Em território nacional, e até esta sexta-feira, apenas a Meo lançou uma campanha que foge ao apoio direto à seleção e troca, nas camisolas amarelas que que fazem lembrar os coletes usados nas obras, o logótipo da operadora pelo artigo 4.º da Declaração Mundial dos Direitos Humanos. “Somos patrocinadores da Seleção Portuguesa de Futebol há mais de duas décadas e estaremos sempre ao seu lado durante este Mundial. Mas há causas maiores que têm de ser relevadas, causas maiores do que qualquer marca, qualquer país ou desporto”, comenta Luíza Galindo, diretora de marketing de comunicação da Meo.
“Pretendemos relevar o contexto de quem viu os seus direitos humanos violados para que a realização deste Mundial pudesse ser uma realidade, mobilizando e sensibilizando a população portuguesa para uma causa comum, promover a necessidade de ajudar as famílias dos trabalhadores que foram vítimas das condições de trabalho sub-humanas no Qatar”, explica sobre a posição assumida pela marca e materializada criativamente pela Partners.
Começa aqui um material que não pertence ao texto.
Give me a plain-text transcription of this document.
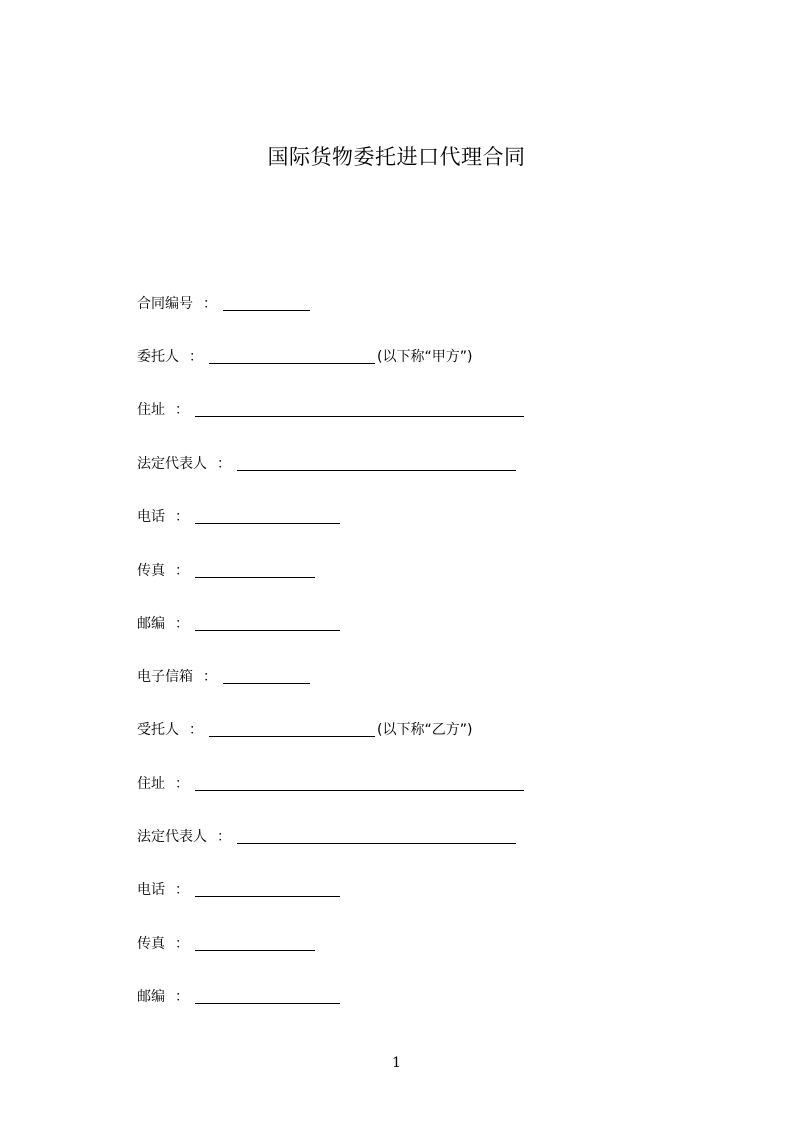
国际货物委托进口代理合同
合同编号 ：
委托人 ：	(以下称“甲方”)
住址 ：
法定代表人 ：
电话 ：
传真 ：
邮编 ：
电子信箱 ：
受托人 ：	(以下称“乙方”)
住址 ：
法定代表人 ：
电话 ：
传真 ：
邮编 ：
1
A Meo vai, então, apoiar a Amnistia Internacional enquanto veículo de ajuda às famílias dos milhares de trabalhadores que viram as suas vidas e os seus direitos básicos recusados. Por cada euro doado para este fim, a operadora doa outro.
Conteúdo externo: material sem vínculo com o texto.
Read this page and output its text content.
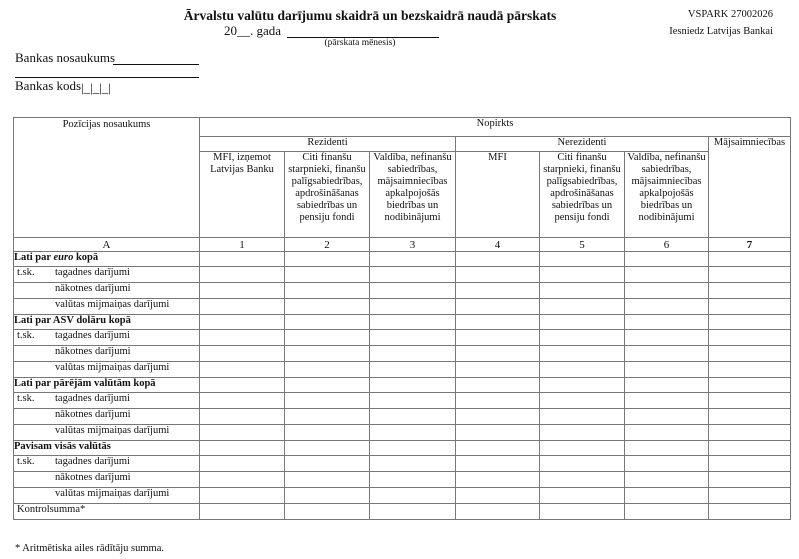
Ārvalstu valūtu darījumu skaidrā un bezskaidrā naudā pārskats
20__. gada
(pārskata mēnesis)
VSPARK 27002026
Iesniedz Latvijas Bankai
Bankas nosaukums
Bankas kods |_|_|_|
Pozīcijas nosaukums	Nopirkts						
	Rezidenti			Nerezidenti			Mājsaimniecības
	MFI, izņemot Latvijas Banku	Citi finanšu starpnieki, finanšu palīgsabiedrības, apdrošināšanas sabiedrības un pensiju fondi	Valdība, nefinanšu sabiedrības, mājsaimniecības apkalpojošās biedrības un nodibinājumi	MFI	Citi finanšu starpnieki, finanšu palīgsabiedrības, apdrošināšanas sabiedrības un pensiju fondi	Valdība, nefinanšu sabiedrības, mājsaimniecības apkalpojošās biedrības un nodibinājumi	
A	1	2	3	4	5	6	7
Lati par euro kopā							
t.sk. tagadnes darījumi							
nākotnes darījumi							
valūtas mijmaiņas darījumi							
Lati par ASV dolāru kopā							
t.sk. tagadnes darījumi							
nākotnes darījumi							
valūtas mijmaiņas darījumi							
Lati par pārējām valūtām kopā							
t.sk. tagadnes darījumi							
nākotnes darījumi							
valūtas mijmaiņas darījumi							
Pavisam visās valūtās							
t.sk. tagadnes darījumi							
nākotnes darījumi							
valūtas mijmaiņas darījumi							
Kontrolsumma*							
* Aritmētiska ailes rādītāju summa.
Decidir como ativar o patrocínio, num contexto impar como o vivido este ano, está como já vimos longe de ser uma decisão fácil e foge aos racionais pelos quais as marcas habitualmente se regem. “O que consigo partilhar é as dúvidas que eu própria teria. Estamos a patrocinar uma seleção, mas num evento que tem o impacto que tem a nível de direitos humanos e ecologia… Deve ter dado algumas insónias. Mas também sei que estas decisões são sempre muito complexas e o facto de dar insónias já é um bom sinal”, comenta Susana Albuquerque, recém-eleita presidente do Clube de Criativos de Portugal e partner e CCO da Uzina.
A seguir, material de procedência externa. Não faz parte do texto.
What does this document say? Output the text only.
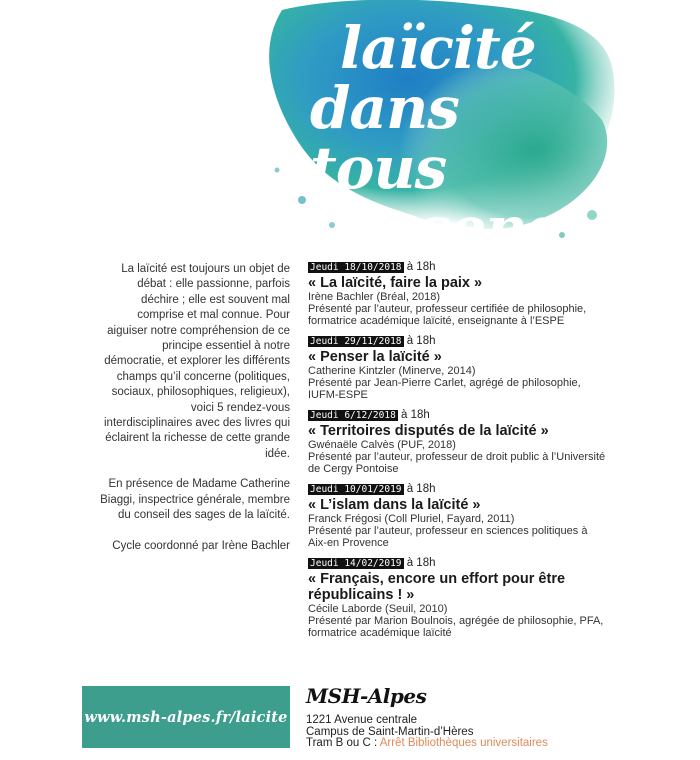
laïcité
dans tous
les sens

La laïcité est toujours un objet de débat : elle passionne, parfois déchire ; elle est souvent mal comprise et mal connue. Pour aiguiser notre compréhension de ce principe essentiel à notre démocratie, et explorer les différents champs qu’il concerne (politiques, sociaux, philosophiques, religieux), voici 5 rendez-vous interdisciplinaires avec des livres qui éclairent la richesse de cette grande idée.

En présence de Madame Catherine Biaggi, inspectrice générale, membre du conseil des sages de la laïcité.

Cycle coordonné par Irène Bachler

Jeudi 18/10/2018 à 18h
« La laïcité, faire la paix »
Irène Bachler (Bréal, 2018)
Présenté par l’auteur, professeur certifiée de philosophie, formatrice académique laïcité, enseignante à l’ESPE
Jeudi 29/11/2018 à 18h
« Penser la laïcité »
Catherine Kintzler (Minerve, 2014)
Présenté par Jean-Pierre Carlet, agrégé de philosophie, IUFM-ESPE
Jeudi 6/12/2018 à 18h
« Territoires disputés de la laïcité »
Gwénaële Calvès (PUF, 2018)
Présenté par l’auteur, professeur de droit public à l’Université de Cergy Pontoise
Jeudi 10/01/2019 à 18h
« L’islam dans la laïcité »
Franck Frégosi (Coll Pluriel, Fayard, 2011)
Présenté par l’auteur, professeur en sciences politiques à Aix-en Provence
Jeudi 14/02/2019 à 18h
« Français, encore un effort pour être républicains ! »
Cécile Laborde (Seuil, 2010)
Présenté par Marion Boulnois, agrégée de philosophie, PFA, formatrice académique laïcité
www.msh-alpes.fr/laicite
MSH-Alpes
1221 Avenue centrale
Campus de Saint-Martin-d’Hères
Tram B ou C : Arrêt Bibliothèques universitaires
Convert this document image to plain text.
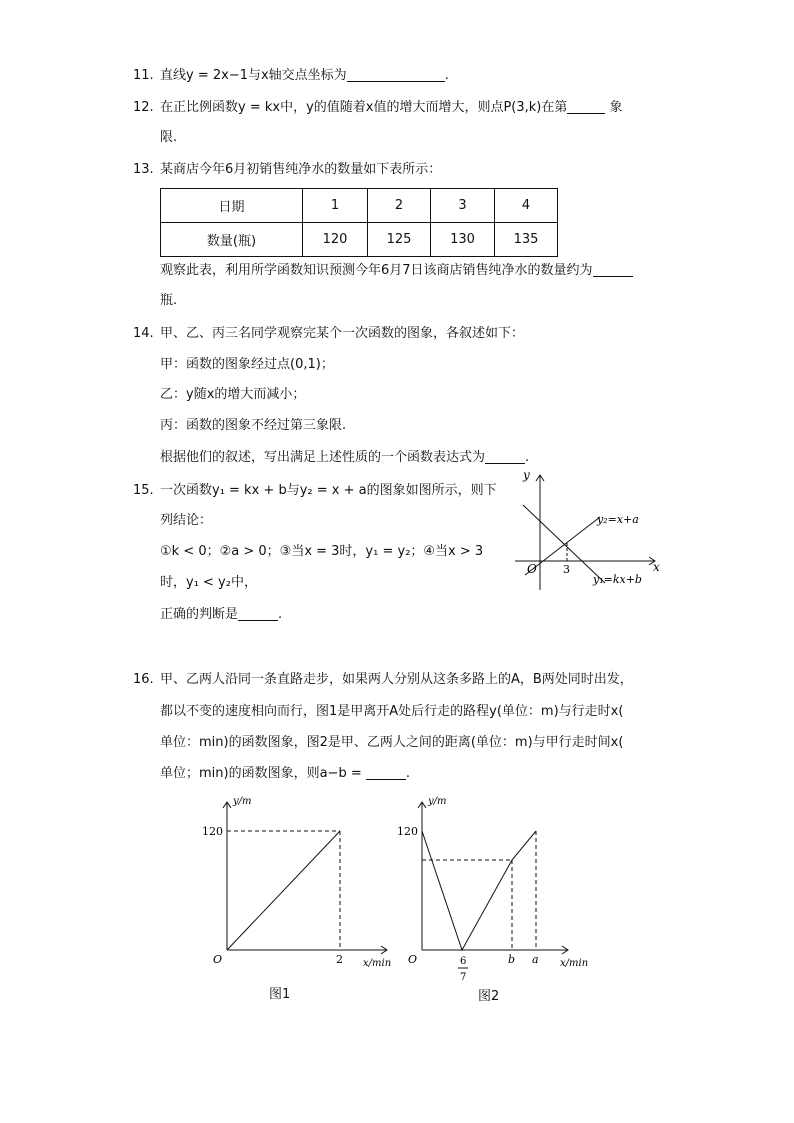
11. 直线y = 2x−1与x轴交点坐标为	.
12. 在正比例函数y = kx中，y的值随着x值的增大而增大，则点P(3,k)在第	象
限.
13. 某商店今年6月初销售纯净水的数量如下表所示：
日期	1	2	3	4
数量(瓶)	120	125	130	135
观察此表，利用所学函数知识预测今年6月7日该商店销售纯净水的数量约为
瓶.
14. 甲、乙、丙三名同学观察完某个一次函数的图象，各叙述如下：
甲：函数的图象经过点(0,1)；
乙：y随x的增大而减小；
丙：函数的图象不经过第三象限.
根据他们的叙述，写出满足上述性质的一个函数表达式为	.
15. 一次函数y₁ = kx + b与y₂ = x + a的图象如图所示，则下
列结论：
①k < 0；②a > 0；③当x = 3时，y₁ = y₂；④当x > 3
时，y₁ < y₂中，
正确的判断是	.
y
x
O 3
y₂=x+a
y₁=kx+b
16. 甲、乙两人沿同一条直路走步，如果两人分别从这条多路上的A，B两处同时出发，
都以不变的速度相向而行，图1是甲离开A处后行走的路程y(单位：m)与行走时x(
单位：min)的函数图象，图2是甲、乙两人之间的距离(单位：m)与甲行走时间x(
单位；min)的函数图象，则a−b =	.
y/m
x/min
O
120
2
图1
y/m
x/min
O
120
6
7
b a
图2
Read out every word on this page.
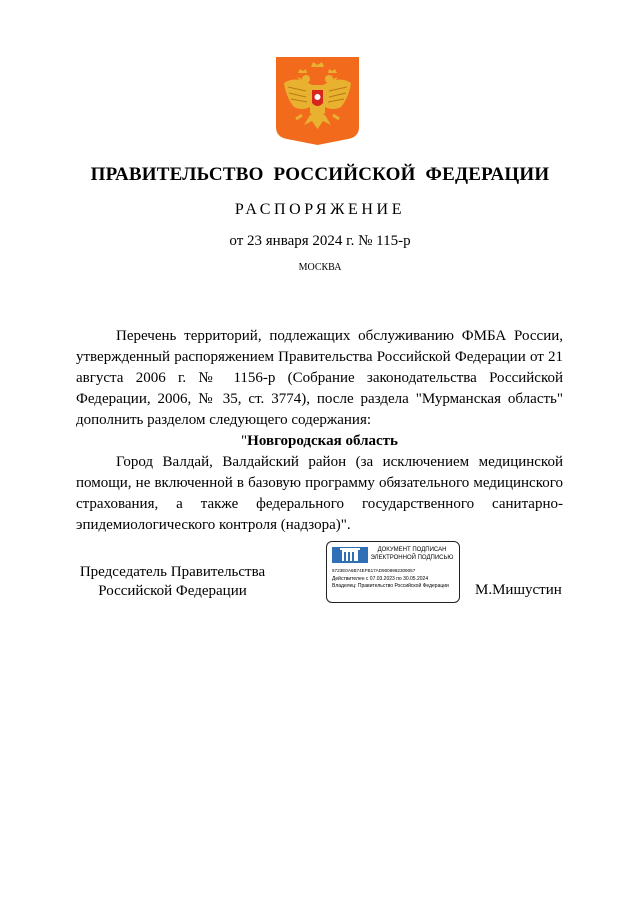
ПРАВИТЕЛЬСТВО РОССИЙСКОЙ ФЕДЕРАЦИИ
РАСПОРЯЖЕНИЕ
от 23 января 2024 г. № 115-р
МОСКВА

Перечень территорий, подлежащих обслуживанию ФМБА России, утвержденный распоряжением Правительства Российской Федерации от 21 августа 2006 г. № 1156-р (Собрание законодательства Российской Федерации, 2006, № 35, ст. 3774), после раздела "Мурманская область" дополнить разделом следующего содержания:

"Новгородская область

Город Валдай, Валдайский район (за исключением медицинской помощи, не включенной в базовую программу обязательного медицинского страхования, а также федерального государственного санитарно-эпидемиологического контроля (надзора)".

Председатель Правительства
Российской Федерации
ДОКУМЕНТ ПОДПИСАН
ЭЛЕКТРОННОЙ ПОДПИСЬЮ
5723E0A6B74EFB17AD9008982309057
Действителен с 07.03.2023 по 30.05.2024
Владелец: Правительство Российской Федерации	М.Мишустин
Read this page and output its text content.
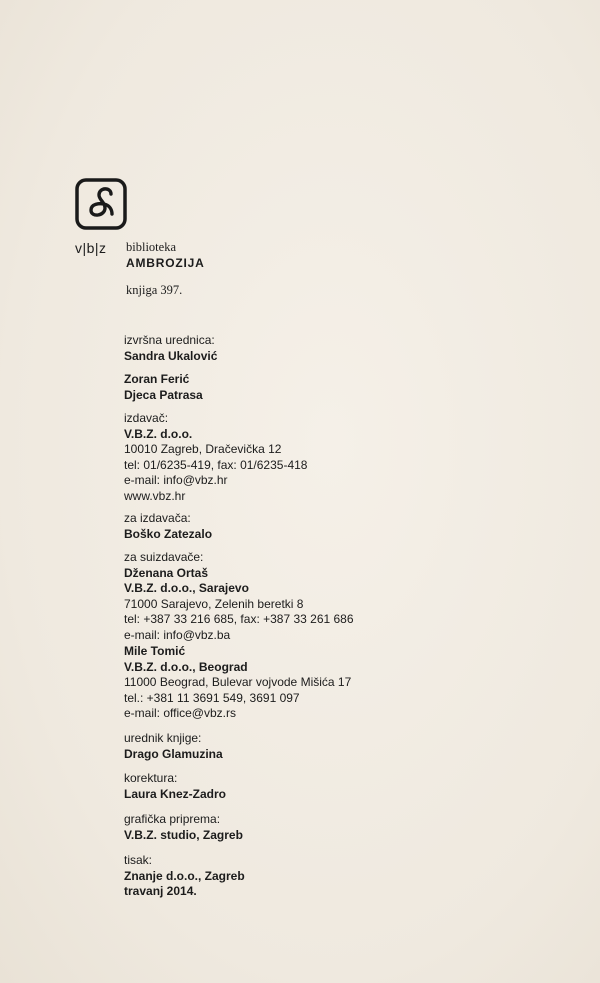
v|b|z biblioteka
AMBROZIJA
knjiga 397.
izvršna urednica:
Sandra Ukalović
Zoran Ferić
Djeca Patrasa
izdavač:
V.B.Z. d.o.o.
10010 Zagreb, Dračevička 12
tel: 01/6235-419, fax: 01/6235-418
e-mail: info@vbz.hr
www.vbz.hr
za izdavača:
Boško Zatezalo
za suizdavače:
Dženana Ortaš
V.B.Z. d.o.o., Sarajevo
71000 Sarajevo, Zelenih beretki 8
tel: +387 33 216 685, fax: +387 33 261 686
e-mail: info@vbz.ba
Mile Tomić
V.B.Z. d.o.o., Beograd
11000 Beograd, Bulevar vojvode Mišića 17
tel.: +381 11 3691 549, 3691 097
e-mail: office@vbz.rs
urednik knjige:
Drago Glamuzina
korektura:
Laura Knez-Zadro
grafička priprema:
V.B.Z. studio, Zagreb
tisak:
Znanje d.o.o., Zagreb
travanj 2014.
E que recomendações podem dar os consultores e especialistas às marcas, quando de um lado estão atrocidades e atropelos vários aos direitos humanos e do outro uma audiência ímpar e o território que mais une os portugueses? Mais, e até parece pormenor quando comparado com um número superior a 6.500 mortos, o Mundial é jogado no inverno – o que não promove o convívio e as festas de rua -, num horário pouco prático para a Europa, em cima das campanhas da Black Friday e também do Natal.
“Fazer ativações sob a premissa de diferenciação e engagement com os fãs. Há marcas que, sem serem patrocinadoras diretas do Campeonato do Mundo ou de uma equipa nacional, foram capazes de capitalizar melhor o evento e transcenderam na mente do consumidor graças às suas estratégias de ativação. No ambiente atual, com múltiplos estímulos, captar a atenção dos adeptos é fundamental”, responde Iranzo Rovira.
“A tão poucos dias do início do mundial, faria apenas uma recomendação às marcas: serem autênticas. Não vale a pena mentir, aldrabar, adulterar, disfarçar ou suavizar a atividade das marcas. As marcas são seres vivos, como as pessoas. Independentemente do que suceda no mundial, as marcas devem ser dignas e verdadeiras com os consumidores”, defende por outro lado Daniel Sá. “Se não o forem, os adeptos não as vão perdoar”, remata.